The truth is, we don’t care about the social one-upmanship game, and that makes NT people extremely uncomfortable. Many of us have serious sensory issues which make different situations untenable, and avoidance of those is usually interpreted as standoffishness or lack of desire to socialize or whatever. Go to a party and make small talk about nothing with a bunch of people I don’t know? No, thank you. Even if I force myself to do it, something terrible will happen.
I have absolutely no doubt whatsoever that TLuthiers (and a lot of other Autistics) are being nice and kind to others. They are asking questions, being curious, giving genuine compliments and praise. We simply do not get any credit for this because it doesn’t look or sound like what people are expecting. And because we don’t bow and scrape to things that have no substance. It’s very freeing compared to the agony most NTs seem to go through every day about social media, but at the same time, since the world is controlled by NTs, it’s difficult to get anywhere.
Just a thought that occurs to me: people have evolved over eons to function as social animals. Neurotypical people are no more able to disregard certain social signals or base interactions on other factors than autistic people are able to get along in the neurotypical social paradigm.
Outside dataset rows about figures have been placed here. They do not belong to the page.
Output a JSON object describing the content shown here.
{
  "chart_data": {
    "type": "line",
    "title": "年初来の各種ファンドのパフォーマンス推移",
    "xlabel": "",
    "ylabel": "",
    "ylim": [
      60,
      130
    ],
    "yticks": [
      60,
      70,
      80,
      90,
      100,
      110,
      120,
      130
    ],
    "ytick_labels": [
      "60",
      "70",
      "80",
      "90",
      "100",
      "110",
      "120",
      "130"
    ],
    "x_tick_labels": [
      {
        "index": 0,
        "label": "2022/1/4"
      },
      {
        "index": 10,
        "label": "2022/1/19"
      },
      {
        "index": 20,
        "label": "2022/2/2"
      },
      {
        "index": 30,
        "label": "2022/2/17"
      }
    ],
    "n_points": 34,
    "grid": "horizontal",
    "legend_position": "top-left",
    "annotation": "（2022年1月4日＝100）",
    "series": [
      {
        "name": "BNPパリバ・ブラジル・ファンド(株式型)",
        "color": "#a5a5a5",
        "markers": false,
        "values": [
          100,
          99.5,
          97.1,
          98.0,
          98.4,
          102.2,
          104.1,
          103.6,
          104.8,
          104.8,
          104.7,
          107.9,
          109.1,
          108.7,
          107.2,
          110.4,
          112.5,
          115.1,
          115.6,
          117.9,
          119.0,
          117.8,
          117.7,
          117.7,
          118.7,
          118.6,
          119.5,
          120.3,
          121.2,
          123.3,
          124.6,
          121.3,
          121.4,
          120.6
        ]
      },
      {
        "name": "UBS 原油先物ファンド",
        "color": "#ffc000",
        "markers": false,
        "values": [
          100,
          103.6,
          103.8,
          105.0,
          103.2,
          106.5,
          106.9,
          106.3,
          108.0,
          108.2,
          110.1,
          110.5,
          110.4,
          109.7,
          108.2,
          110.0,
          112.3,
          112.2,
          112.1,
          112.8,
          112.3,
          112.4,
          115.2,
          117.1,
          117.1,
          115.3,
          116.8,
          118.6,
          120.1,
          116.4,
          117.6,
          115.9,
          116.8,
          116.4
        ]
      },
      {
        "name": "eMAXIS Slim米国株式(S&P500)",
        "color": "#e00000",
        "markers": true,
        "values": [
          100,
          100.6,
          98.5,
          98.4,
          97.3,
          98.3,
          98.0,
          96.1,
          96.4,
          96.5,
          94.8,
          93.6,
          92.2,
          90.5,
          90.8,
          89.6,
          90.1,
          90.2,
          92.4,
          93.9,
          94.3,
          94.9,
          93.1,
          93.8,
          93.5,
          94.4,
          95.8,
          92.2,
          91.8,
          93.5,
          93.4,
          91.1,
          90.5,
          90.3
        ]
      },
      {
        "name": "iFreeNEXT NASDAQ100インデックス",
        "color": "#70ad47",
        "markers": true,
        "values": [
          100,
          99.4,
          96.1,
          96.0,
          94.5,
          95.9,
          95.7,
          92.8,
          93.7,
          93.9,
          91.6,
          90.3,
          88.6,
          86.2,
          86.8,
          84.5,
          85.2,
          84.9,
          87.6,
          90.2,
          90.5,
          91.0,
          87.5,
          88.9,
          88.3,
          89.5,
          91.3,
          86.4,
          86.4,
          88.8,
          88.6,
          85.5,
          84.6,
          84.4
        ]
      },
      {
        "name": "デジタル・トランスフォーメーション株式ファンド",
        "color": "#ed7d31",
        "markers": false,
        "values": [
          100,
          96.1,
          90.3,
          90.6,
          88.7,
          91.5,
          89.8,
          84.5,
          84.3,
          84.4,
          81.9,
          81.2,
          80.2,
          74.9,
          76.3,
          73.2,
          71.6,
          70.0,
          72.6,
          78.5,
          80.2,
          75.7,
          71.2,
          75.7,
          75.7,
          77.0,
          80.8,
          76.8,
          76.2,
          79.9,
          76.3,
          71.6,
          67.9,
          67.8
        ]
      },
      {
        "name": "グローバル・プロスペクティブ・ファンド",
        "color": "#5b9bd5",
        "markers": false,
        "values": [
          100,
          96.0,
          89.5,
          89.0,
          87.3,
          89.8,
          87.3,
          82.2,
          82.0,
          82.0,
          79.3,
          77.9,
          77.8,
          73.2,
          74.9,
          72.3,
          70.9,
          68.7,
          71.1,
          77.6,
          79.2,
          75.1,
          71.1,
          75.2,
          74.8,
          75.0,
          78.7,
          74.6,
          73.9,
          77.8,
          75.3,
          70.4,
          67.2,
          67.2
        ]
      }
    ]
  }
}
That’s true. But NTs on the whole don’t make the attempt, and Autistics are expected to go all the way to the other side. NTs are very much convinced that their way of thinking is the only way. Autistics at least recognize there are two different sorts of wiring out there. We can “mask” (which is exhausting) and pass to some extent, but I have never seen a case where an NT was asked to do the same in reverse.
No doubt, essentially that’s what “neurotypical” means in a way. It’s interesting that people often seem better able to be empathetic towards other sets of circumstances. I guess most other circumstances are more easily visualized. We don’t naturally possess the mindfulness that would be needed to go there?
Kinda like that movie Divergent. Being divergent allows you to take on any role but they are basically killed because they upset the normal order of things.